Auch dieses Gutachten wurde dem Beschwerdeführer zur Kenntnis gebracht, worauf er in seiner Stellungnahme vom 8. Jänner 1990 neuerlich darauf hinwies, daß die Beschädigtenrente mit mindestens 90 % neu zu bemessen sei.
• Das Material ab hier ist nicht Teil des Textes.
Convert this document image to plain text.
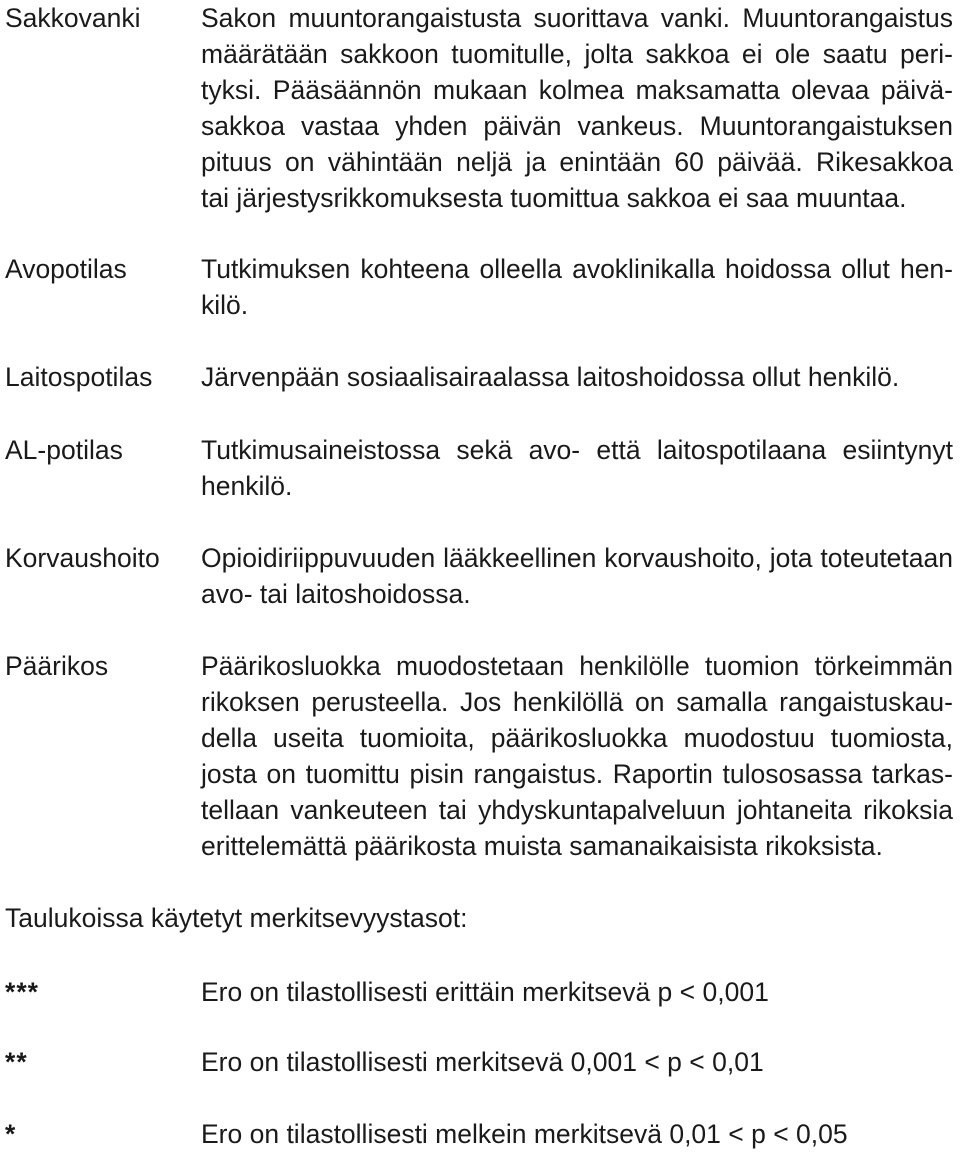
Sakkovanki Sakon muuntorangaistusta suorittava vanki. Muuntorangaistus
määrätään sakkoon tuomitulle, jolta sakkoa ei ole saatu peri-
tyksi. Pääsäännön mukaan kolmea maksamatta olevaa päivä-
sakkoa vastaa yhden päivän vankeus. Muuntorangaistuksen
pituus on vähintään neljä ja enintään 60 päivää. Rikesakkoa
tai järjestysrikkomuksesta tuomittua sakkoa ei saa muuntaa.
Avopotilas	Tutkimuksen kohteena olleella avoklinikalla hoidossa ollut hen-
kilö.
Laitospotilas Järvenpään sosiaalisairaalassa laitoshoidossa ollut henkilö.
AL-potilas	Tutkimusaineistossa sekä avo- että laitospotilaana esiintynyt
henkilö.
Korvaushoito Opioidiriippuvuuden lääkkeellinen korvaushoito, jota toteutetaan
avo- tai laitoshoidossa.
Päärikos	Päärikosluokka muodostetaan henkilölle tuomion törkeimmän
rikoksen perusteella. Jos henkilöllä on samalla rangaistuskau-
della useita tuomioita, päärikosluokka muodostuu tuomiosta,
josta on tuomittu pisin rangaistus. Raportin tulososassa tarkas-
tellaan vankeuteen tai yhdyskuntapalveluun johtaneita rikoksia
erittelemättä päärikosta muista samanaikaisista rikoksista.
Taulukoissa käytetyt merkitsevyystasot:
***	Ero on tilastollisesti erittäin merkitsevä p < 0,001
**	Ero on tilastollisesti merkitsevä 0,001 < p < 0,01
*	Ero on tilastollisesti melkein merkitsevä 0,01 < p < 0,05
Mit dem nunmehr vor dem Verwaltungsgerichtshof angefochtenen Bescheid vom 13. April 1990 hat die belangte Behörde der Berufung des Beschwerdeführers gegen den Bescheid des Landesinvalidenamtes für Kärnten vom 23. Juni 1969 gemäß den §§ 86 Abs. 1 KOVG 1957 und 66 Abs. 4 AVG 1950 in Verbindung mit den §§ 1, 4, 7, 8, 51 und 52 KOVG 1957 keine Folge gegeben. Darüber hinaus wurde im Spruch des angefochtenen Bescheides die bereits anerkannte Dienstbeschädigung wie folgt neu bezeichnet:
"Granatstecksplitterverletzung der Stirn mit Narben im Bereich des linken Augenwinkels und Periostveränderungen der seitlichen Augenhöhlenwand links nach Osteomyelitis;
Kontusionsschädigung des Gehirns; Zustand nach abgelaufener Gehirnhautentzündung; Geruchsverlust und Geschmacksstörungen;
Verlust des linken Auges bei herabgesetzter Sehschärfe rechts;
Lähmung des linken Oberlides und Verletzung der Lider mit chronischer Konjunktivitis links."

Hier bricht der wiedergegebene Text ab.